I have a week coming up when the students at Shree Mangal Dvip are taking exams, during which I can go on a little adventure. Last summer I went to Pokhara, where I met the most wonderful people, and finally got to see the mountains I had fantasized about ever since I was a little girl. I could not decide between Lumbini, the birthplace of the Buddha, and Ilam, land of stunning hills and tea plantations. Both had captured some part of my imagination; Ilam for the landscape, and Lumbini mostly because of a strange dream I had about six months ago. I dreamt I was walking on the banks of a river upon which stood a weathered building with large steps outside it. Rows of monks in crimson robes were lined up upon the steps, facing the river and me. I have it in my mind that this building, a monastery, is in Lumbini— though I have never been there, nor seen any pictures of the place.

So I flipped a coin.



I head out to Lumbini next week.

what my eyes struggled to understand



I have been struggling for days with how to describe what I saw and felt upon entering the great shrine room of Thrangu Tashi Yangtse Monastery in Namo Buddha. As I passed from filtered sunlight into dark, my eyes first became aware of red— a burning, cadmium red that I could feel throbbing against my retinas. After the red came the gold, then the blue, then the pink in waves, each more powerful than the previous colour. My heart was thunderous— I could not control the gasp that escaped my lips. I placed my hands on my chest, for fear this mad, thumping little organ might escape its cage.

I prostrated three times at the door as I was taught. Palms together, fingers to the sky, I raised my hands to my forehead, lowering them to my chin, to my chest, then bending down to touch the cool floor with my forehead. Pure body, pure speech, pure mind.

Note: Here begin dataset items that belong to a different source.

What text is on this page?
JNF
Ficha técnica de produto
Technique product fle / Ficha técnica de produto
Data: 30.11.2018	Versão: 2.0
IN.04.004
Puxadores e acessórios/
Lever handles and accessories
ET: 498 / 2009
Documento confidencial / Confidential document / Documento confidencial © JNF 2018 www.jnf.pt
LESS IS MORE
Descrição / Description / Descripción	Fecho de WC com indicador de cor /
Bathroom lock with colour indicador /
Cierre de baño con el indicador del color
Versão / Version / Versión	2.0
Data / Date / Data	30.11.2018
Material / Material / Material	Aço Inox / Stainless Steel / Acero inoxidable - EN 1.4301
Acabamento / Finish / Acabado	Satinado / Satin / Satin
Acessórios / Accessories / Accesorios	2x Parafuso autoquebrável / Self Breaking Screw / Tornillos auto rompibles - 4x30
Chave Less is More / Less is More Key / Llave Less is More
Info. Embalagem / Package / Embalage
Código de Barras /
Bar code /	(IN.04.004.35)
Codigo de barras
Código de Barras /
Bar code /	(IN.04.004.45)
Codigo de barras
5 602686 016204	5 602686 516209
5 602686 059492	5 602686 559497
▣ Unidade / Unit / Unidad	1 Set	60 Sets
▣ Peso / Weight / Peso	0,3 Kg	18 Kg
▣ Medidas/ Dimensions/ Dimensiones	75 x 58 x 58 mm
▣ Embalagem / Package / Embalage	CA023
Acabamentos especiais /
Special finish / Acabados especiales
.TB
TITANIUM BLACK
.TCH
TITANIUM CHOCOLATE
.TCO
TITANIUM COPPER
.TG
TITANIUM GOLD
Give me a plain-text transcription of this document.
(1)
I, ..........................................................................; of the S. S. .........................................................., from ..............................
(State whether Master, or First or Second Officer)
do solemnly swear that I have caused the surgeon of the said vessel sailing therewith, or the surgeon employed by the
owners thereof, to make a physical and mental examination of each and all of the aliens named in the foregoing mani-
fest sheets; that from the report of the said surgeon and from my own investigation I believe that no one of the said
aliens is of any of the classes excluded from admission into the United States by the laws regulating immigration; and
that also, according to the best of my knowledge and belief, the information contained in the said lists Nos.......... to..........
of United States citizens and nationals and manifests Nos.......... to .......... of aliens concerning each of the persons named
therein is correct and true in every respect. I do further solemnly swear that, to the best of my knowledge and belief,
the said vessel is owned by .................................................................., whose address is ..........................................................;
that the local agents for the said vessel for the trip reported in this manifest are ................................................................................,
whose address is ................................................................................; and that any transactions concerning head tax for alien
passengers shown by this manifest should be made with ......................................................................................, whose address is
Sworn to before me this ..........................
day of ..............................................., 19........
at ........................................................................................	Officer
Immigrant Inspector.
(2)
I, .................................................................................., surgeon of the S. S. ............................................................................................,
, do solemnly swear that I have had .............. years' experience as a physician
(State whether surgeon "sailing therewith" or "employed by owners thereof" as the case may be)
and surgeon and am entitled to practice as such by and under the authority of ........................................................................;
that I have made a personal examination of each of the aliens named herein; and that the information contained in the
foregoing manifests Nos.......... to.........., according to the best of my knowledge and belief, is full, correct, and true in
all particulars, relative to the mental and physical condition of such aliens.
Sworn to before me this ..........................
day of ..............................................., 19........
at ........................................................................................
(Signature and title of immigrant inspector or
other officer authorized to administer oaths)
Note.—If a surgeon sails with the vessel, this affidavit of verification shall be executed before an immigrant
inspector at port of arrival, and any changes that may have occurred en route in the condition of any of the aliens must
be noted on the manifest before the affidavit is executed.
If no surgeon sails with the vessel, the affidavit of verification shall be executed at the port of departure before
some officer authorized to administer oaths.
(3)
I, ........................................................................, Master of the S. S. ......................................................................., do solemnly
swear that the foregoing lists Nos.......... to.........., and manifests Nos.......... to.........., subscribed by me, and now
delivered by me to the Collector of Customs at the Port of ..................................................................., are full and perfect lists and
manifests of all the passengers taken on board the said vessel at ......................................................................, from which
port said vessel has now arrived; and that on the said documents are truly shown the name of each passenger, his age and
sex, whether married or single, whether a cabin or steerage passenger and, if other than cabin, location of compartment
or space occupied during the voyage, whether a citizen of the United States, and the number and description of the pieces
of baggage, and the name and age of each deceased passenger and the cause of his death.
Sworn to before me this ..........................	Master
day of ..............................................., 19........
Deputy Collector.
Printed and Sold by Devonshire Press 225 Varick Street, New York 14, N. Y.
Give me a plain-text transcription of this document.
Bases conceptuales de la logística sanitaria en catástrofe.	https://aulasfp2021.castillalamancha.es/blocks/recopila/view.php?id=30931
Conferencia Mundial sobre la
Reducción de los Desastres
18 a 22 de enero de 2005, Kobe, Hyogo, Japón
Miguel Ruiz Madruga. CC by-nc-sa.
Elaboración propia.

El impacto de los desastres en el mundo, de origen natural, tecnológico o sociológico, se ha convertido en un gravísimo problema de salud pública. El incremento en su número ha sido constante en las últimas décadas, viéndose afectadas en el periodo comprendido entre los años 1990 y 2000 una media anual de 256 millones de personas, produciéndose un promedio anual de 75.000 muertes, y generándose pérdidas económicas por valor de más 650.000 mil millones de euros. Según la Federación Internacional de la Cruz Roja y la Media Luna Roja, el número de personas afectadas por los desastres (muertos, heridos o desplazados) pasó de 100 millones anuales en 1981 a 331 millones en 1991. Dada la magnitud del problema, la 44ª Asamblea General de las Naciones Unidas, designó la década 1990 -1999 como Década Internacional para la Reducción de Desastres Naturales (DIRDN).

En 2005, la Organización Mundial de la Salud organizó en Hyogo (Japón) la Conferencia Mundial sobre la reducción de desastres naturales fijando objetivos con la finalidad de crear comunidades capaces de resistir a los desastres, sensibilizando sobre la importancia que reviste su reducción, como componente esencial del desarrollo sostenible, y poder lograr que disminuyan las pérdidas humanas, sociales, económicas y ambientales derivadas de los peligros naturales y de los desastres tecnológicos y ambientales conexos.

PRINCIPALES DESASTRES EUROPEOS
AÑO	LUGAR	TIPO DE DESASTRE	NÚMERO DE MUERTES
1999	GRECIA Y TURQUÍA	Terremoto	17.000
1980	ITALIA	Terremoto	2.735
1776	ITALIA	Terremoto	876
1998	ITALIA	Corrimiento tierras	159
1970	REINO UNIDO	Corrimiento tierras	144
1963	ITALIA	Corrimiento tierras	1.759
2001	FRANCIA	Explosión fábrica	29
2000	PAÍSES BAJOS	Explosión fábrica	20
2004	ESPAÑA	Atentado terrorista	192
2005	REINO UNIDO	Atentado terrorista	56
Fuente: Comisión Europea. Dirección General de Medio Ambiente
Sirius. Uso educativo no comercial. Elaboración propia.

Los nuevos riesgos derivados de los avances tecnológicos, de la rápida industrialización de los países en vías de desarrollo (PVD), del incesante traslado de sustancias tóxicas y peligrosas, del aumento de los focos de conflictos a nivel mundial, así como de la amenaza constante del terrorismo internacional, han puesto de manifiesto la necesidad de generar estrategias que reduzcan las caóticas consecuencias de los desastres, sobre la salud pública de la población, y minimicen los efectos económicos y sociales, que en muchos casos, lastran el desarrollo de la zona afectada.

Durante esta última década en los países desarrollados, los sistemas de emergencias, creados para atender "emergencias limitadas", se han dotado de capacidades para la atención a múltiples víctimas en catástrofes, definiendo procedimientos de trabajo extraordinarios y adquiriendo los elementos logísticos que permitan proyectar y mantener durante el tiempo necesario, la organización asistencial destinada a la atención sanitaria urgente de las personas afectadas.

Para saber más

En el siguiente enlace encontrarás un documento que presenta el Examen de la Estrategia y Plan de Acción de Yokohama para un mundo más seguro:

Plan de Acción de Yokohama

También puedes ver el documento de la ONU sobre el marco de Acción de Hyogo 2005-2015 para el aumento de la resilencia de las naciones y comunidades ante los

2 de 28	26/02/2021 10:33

As I looked around me, my eyes fought hard to understand what they were seeing. I felt hot tears welling up; the beauty of it all extending to some place deep inside me, shaking me, moving me. I cried when I stood before Van Gogh's Wheatfield with Crows. I cried when I caught that first glimpse of the Himalaya, peeking from behind the clouds. I cried before the Buddha.



That night, I dreamt I was in the shrine room again, prostrating over and over, and over again.
I was crying in my sleep.

Saturday, July 9, 2011

through the mud



Our little van bumped and swayed up the muddy, slippery road to Namo Buddha, through lush, green forests and past even greener rice fields. Prem, our trusty driver, truly a master of his vehicle, spun the wheel to the left, then sharply to the right, manoeuvring through the muck. At one point, half the passengers, including myself, were kindly asked to get out and start walking in order to lighten the weight of the van, which seemed content to sink deeper into the mud.



I have no idea how long the journey took— I refused to look at any time-telling device. Eventually, I found myself before the impressive, golden-roofed Thrangu Tashi Yangtse Monastery, perched atop a hill that anywhere else would be called a mountain. Clouds slithered over the dark crests of hills, lazily curling up among the rice paddies in the valley below. Somewhere, hidden beyond them, great mountains slept.

Wednesday, July 6, 2011

under pressure



Today is the birthday of His Holiness the Dalai Lama. Boudha has suddenly been inundated with police in blue fatigues sporting riot gear and carrying wooden sticks. Due to increased pressure from neighbouring China, people are not allowed to publicly celebrate. Red-robed monks and nuns, and Buddhists in all colours circumambulate the Stupa, eyed for any sign of protest by bored-looking riot police. I have heard rumours of celebrations being halted, and of people being blocked from entering certain places, but so far, all is quiet.